Tuesday, April 24, 2007

He Reads, She Reads, Part Two

When it comes to the genders’ reading habits, I’ve been operating on antidotal evidence so far. But Steve ran down an interesting article from the May 29, 2005, issue of the GUARDIAN we vaguely remembered reading: “Women are still a closed book to men: Research shows men mainly read works by other men.” It seems that when a couple of academics from Queen Mary College in London researched the topic, they found that four out of five men said the last novel they’d read was by a man. Interestingly, none of the men would actually admit that the gender of the author had any influence on their choice of a book. Yet many of the men couldn’t even name an important book written by a woman.

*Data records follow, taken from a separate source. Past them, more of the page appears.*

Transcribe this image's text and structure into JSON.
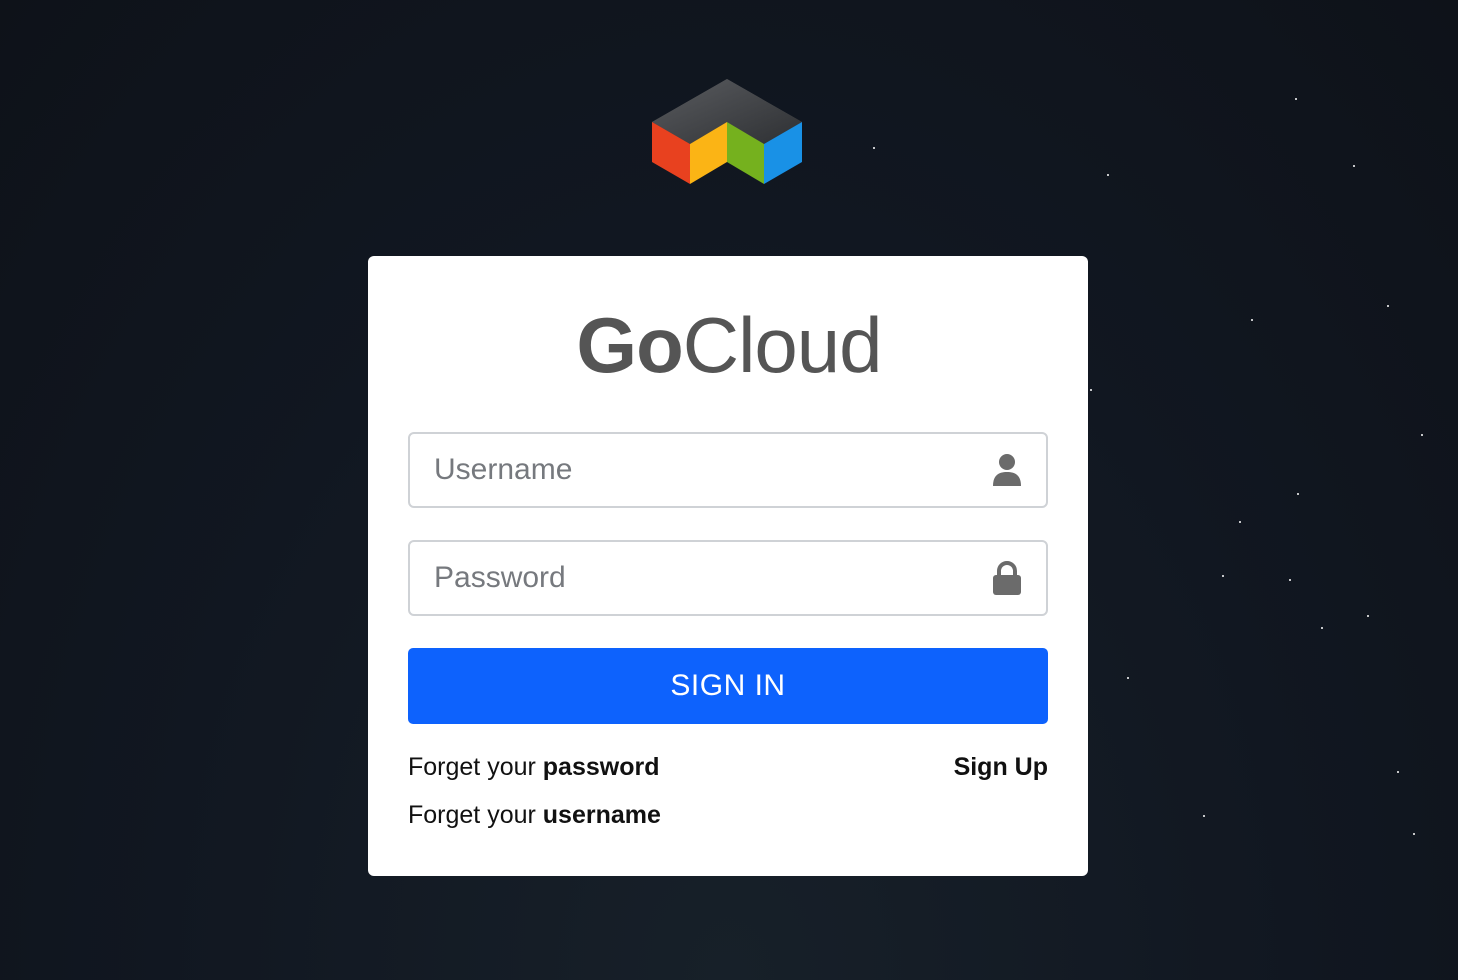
{
  "colors": {
    "background": "#111721",
    "card": "#ffffff",
    "primary": "#0d62fd",
    "brand_text": "#555555",
    "logo_red": "#e8411f",
    "logo_yellow": "#fbb415",
    "logo_green": "#75b11e",
    "logo_blue": "#1991e6",
    "logo_top": "#4a4c50"
  },
  "logo": {
    "icon": "cube-logo-icon"
  },
  "brand": {
    "bold": "Go",
    "light": "Cloud"
  },
  "form": {
    "username": {
      "placeholder": "Username",
      "value": "",
      "icon": "user-icon"
    },
    "password": {
      "placeholder": "Password",
      "value": "",
      "icon": "lock-icon"
    },
    "sign_in_label": "SIGN IN"
  },
  "links": {
    "forgot_password_prefix": "Forget your ",
    "forgot_password_bold": "password",
    "forgot_username_prefix": "Forget your ",
    "forgot_username_bold": "username",
    "sign_up": "Sign Up"
  }
}
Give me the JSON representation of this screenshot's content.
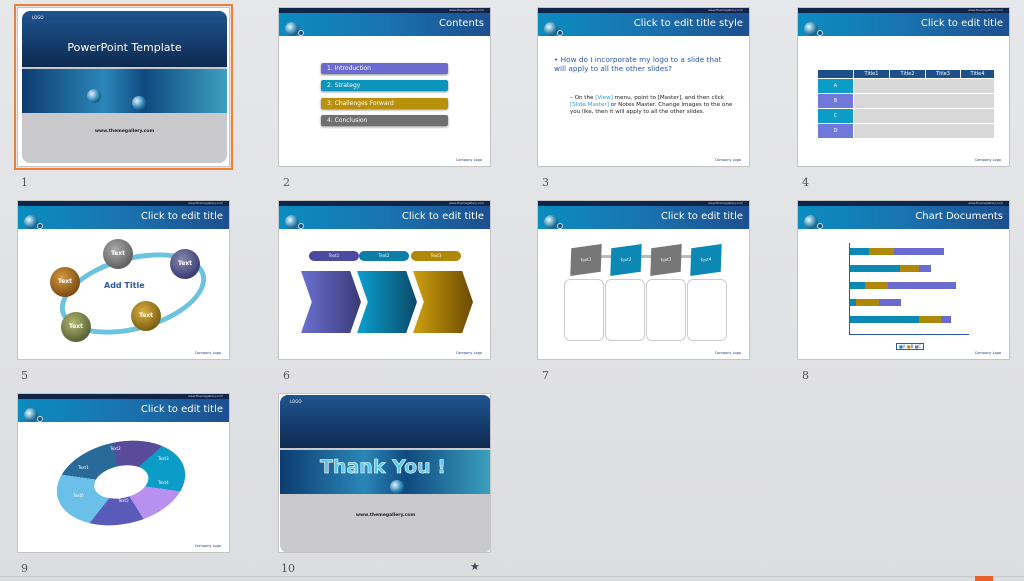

In a more recent article, “Men Dominate Waterstone’s Favorite 100,” Hon Howells, spokesman for Britain’s largest book chain, Waterstone’s, says, “Women read more than men—the core customer is a woman aged between 35 and 55—but what they read is right across the board: chick lit, crime fiction, biographies, heavyweight novels, and they don’t care about the gender of the author. Subconsciously, I think men stick to male writers. They think that what women write doesn’t appeal to them.”

In a subsequent study, when the academics from Queen Mary College asked men and women to list the books they found most influential, six male authors made it into the women’s top 20. Only one woman made it onto the men’s list: Harper Lee, author of To Kill a Mockingbird. It turns out that Ms. Lee’s androgynous first name led many men to mistake her for man.

Tess Gerritsen tells a story about a booksigning at a Sam’s Club where her media escort approached a male customer picking up a stack of thrillers and suggested he try one of Tess’s thrillers. The customer’s response? “Naw. I don’t read books by women. I don’t like the way they write.” The kicker in this tale is that when Tess looked at the books he was buying, she realized that two of them were actually ghostwritten by women. All of which suggests that it isn’t so much that men don’t like reading women’s stories. Many men simply don’t like reading books with women’s names on the cover.

Yes, I know this isn’t true of all men. Steve reads books by women authors. And just as I find macho strut male adventure stories unreadable, I can understand that men wouldn’t find chick lit or romances enjoyable. I can’t read most of them either. But women write many other kinds of books, and these studies suggest a level of knee-jerk prejudice that I find troubling.

From a practical standpoint, it’s also made me very glad I’ve chosen two male pseudonyms.

7 comments:

liz fenwick said...

I think you are very wise for the areas that you are writing in. The one thought that struck me was that in children's books the sex of author doesn't matter. I watch my two teenage boys choose books purely on the blurb.....if its fantasy they could care less. Obviously JK Rowling fits this bill but I was thinking about Diana Wynne Jones, Cressida Cowell, Kate Thomson.......the list could go on. In fact I placed my old copy of Johnny Tremaine by Ester Forbes in to the 12 yr old ds's hand before a train journey and he devored it. I think kids don't have the preconceived mind yet.....the question is what age does the cut off arrive or will this new reading group blow the old prejudices away?

cs harris said...

I'd heard JK Rowling used initials because she was afraid boys would be less likely to read a book written by a woman. Given the popularity of her books in an entire generation of up-and-coming male readers, she may have done much, single-handedly, to wipe out that prejudice.

Charles Gramlich said...

For me, it's about the genre. If a woman writes SF, Fantasy, Horror, thrillers, then I will read her. (Although I haven't so far gotten into the supernatural romance genre). When I first started reading, it wouldn't have mattered to me if Andre Norton or C. J. Cherryh had written under female names. I think it would have mattered more if the lead character of those books was female. Even today, I still think there is a big genre influence on this issue.

Chap O'Keefe said...

Charles's comment on this one has significance for me. Will men read books with women as central characters? It's all important as I head toward writing a fifth "Misfit Lil" novel with the name, as usual, in the title. Are the guys who're reading my 14 non-Lil westerns going to shun her books?

Too early to tell yet, but one promising sign is that the softcover, large-print rights have already been sold for the first two Lil books. I presented more of my thoughts (and research) on the topic of heroines in westerns at the Black Horse Westerns website, last September's edition, so it sits there in the archives if anyone's interested.

cs harris said...

I think men will buy a book with a female protagonist if there's a man's name on the cover, Chap. Incidentally, I just ordered two of your Westerns from England. One of them is a Misfit Lil--Misfit Lil Gets Even.

Chap O'Keefe said...

You're a darling, CS! Hope you enjoy the books. Many thanks.

By the way, I didn't have an email address for you, so without permission (naughty) I've gone ahead and plan to re-run your piece "Let's Do the Twist" in the next Black Horse Extra as a fine sample of the advice/discussion writers can enjoy at your blog.

I figure it will also help BHW writers, including self, to improve their work.

cs harris said...

I don't mind at all, Chap. I'd be interested in hearing their ideas.